丹沢塔ノ岳5回目+丹沢山



●概要

・大倉発着の「バカ尾根」ルートからさらに奥へ
・単独
・丹沢塔ノ岳(1491m)、丹沢山(1567m)に登頂
・蛭ヶ岳(1673m)は悪天候と準備不足のため断念

●動機、準備、感想

丹沢山登山の動機
丹沢山登山の準備
丹沢山登山の感想


丹沢山登山の動機

2013年に入り、シーズン初の登山として、昨年11月の
剣山+石鎚山以来なまりまくった肉体を覚醒させようと考えた。2013.1.26の北横岳は、登山としては負荷が不足すぎた。3月初あたりから、何となく行きたいなーと考えていた。直前になって登山欲が急激に高まり、16日に計画を立案して19日に実行した。

丹沢塔ノ岳には過去に4回登った。今回はそれに加えて、少し奥にある丹沢山まで足を伸ばそうと考えた。同時に、塔ノ岳からの下りで毎回苦戦していた状況から、どれだけ進歩したか確認したかった。

週末を待たず敢えて金曜日に実行したのは、天気予報からの判断だ。18日までは暖かさが続くが、19日から冷たい空気が入り込み、週末は真冬並みに寒くなるという予報が出ていた。19日の天気予報は曇時々晴、最高気温17度、最低気温10度、降水確率30%と比較的良い。一方、20〜21日は雨、最高気温14度、最低気温6度だった。このような時に山に入るべきではない。


丹沢山登山の準備

今シーズン初の本格的な登山であり、かつ体がなまりまくっているため、登り・下りともに余裕のある計画を立案した。塔ノ岳に予定通りに到着できなかった場合や、雨が降った場合には、丹沢山を諦めて下山する予定だった。一方、仮に予定を大幅に上回るペースで丹沢山に到達できたとしても、その先の蛭ヶ岳への特攻はしないつもりだった。

また、当初は「ヤビツ峠から二ノ塔、三ノ塔経由」というルートも検討したが、登りの負荷が軽いと思われたため廃案とした。こちらのルートは、いずれタイパー登山部の訓練で行こうと考えている。

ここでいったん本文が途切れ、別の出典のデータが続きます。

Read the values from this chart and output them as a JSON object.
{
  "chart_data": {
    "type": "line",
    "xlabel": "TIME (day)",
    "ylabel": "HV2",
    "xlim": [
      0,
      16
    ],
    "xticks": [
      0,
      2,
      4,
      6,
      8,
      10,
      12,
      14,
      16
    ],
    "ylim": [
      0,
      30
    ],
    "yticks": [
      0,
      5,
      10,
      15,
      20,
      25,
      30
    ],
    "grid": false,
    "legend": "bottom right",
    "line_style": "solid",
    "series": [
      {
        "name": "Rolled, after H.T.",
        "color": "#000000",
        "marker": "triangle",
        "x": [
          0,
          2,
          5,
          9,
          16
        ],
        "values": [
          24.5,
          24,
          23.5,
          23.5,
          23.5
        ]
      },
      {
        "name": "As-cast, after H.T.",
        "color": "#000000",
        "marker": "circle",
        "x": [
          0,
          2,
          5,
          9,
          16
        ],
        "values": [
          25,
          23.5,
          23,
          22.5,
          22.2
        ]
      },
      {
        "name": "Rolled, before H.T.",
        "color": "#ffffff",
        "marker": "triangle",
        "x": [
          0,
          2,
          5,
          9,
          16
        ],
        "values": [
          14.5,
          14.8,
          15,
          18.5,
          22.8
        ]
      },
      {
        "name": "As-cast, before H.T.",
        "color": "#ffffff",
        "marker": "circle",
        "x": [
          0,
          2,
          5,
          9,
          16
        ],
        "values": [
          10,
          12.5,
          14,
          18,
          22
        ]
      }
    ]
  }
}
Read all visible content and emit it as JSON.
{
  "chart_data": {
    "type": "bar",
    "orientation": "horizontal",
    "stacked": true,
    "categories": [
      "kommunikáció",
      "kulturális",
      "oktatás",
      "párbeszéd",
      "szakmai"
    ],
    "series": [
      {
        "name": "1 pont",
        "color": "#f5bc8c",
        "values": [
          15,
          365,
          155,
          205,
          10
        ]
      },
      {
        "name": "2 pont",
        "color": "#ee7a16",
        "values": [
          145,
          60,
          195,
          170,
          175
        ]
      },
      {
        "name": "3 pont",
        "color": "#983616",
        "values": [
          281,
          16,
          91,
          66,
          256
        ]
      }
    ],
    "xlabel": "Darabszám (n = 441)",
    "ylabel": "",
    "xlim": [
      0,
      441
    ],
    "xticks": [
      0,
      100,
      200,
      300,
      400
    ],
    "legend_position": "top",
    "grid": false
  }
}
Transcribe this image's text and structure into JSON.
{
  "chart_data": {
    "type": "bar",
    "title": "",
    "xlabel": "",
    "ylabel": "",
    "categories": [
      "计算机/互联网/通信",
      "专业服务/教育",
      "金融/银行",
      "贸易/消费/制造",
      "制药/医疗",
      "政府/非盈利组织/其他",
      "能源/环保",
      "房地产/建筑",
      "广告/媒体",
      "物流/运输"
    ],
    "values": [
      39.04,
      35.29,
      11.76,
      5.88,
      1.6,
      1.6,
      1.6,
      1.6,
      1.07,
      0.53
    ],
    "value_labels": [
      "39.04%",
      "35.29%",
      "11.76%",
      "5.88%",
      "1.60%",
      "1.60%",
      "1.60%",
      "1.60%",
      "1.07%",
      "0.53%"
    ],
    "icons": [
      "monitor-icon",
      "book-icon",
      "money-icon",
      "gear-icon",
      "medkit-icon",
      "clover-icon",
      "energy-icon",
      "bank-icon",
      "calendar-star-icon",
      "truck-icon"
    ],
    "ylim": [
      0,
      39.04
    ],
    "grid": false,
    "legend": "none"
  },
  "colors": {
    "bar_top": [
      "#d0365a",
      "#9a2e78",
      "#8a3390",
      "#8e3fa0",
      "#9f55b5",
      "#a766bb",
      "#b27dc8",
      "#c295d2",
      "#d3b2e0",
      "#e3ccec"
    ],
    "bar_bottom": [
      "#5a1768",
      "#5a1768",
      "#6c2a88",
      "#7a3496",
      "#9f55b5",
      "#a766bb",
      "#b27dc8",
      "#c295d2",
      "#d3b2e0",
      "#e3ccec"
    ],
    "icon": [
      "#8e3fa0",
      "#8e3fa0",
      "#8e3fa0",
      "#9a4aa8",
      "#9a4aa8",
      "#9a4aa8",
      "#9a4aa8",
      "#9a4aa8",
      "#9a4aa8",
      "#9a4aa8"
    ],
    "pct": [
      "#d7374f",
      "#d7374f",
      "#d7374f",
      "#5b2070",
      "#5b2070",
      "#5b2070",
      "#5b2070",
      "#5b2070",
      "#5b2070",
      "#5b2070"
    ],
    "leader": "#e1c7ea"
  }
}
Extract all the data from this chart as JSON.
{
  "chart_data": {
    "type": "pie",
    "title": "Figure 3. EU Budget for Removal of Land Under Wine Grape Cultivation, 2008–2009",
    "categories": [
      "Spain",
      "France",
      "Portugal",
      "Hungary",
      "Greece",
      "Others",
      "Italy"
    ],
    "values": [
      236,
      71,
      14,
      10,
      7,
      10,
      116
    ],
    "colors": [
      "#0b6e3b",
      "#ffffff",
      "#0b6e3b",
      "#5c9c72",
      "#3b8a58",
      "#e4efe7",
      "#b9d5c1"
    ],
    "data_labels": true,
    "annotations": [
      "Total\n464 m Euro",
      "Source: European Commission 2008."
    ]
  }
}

今回気をつけたことは、寒さ対策だ。前日の天気予報で「冷たい空気が流れ込んできて冷える」という情報を得たためだ。さらに、尊仏便りによると、塔ノ岳では11日に雪が降ったとのこと! 従って、以下を持参した。

・Thermosに湯を1リットルほど
・ダウン
・インナー手袋

一方、膝対策としては右膝サポーターのみを持参し、着用した。ストックは不要と判断し、持参しなかった。


2013.4.19(Fri)

丹沢塔ノ岳〜丹沢山

●登山口到着まで

昨年11月の引っ越しにより、大倉がかなり近くなった。自宅を5:50に出発すれば、8時台に登山を開始できる。ルートも変更となり、行程のほぼすべての区間で悠々座ることができた。小田急に乗り換えた直後に一時的に通勤・通学ラッシュに巻き込まれたが、基本的には睡眠に充て、無駄な消耗を防ぐことができた。渋沢からのバスもスイスイ進み、予定より8分も早く大倉に到着した。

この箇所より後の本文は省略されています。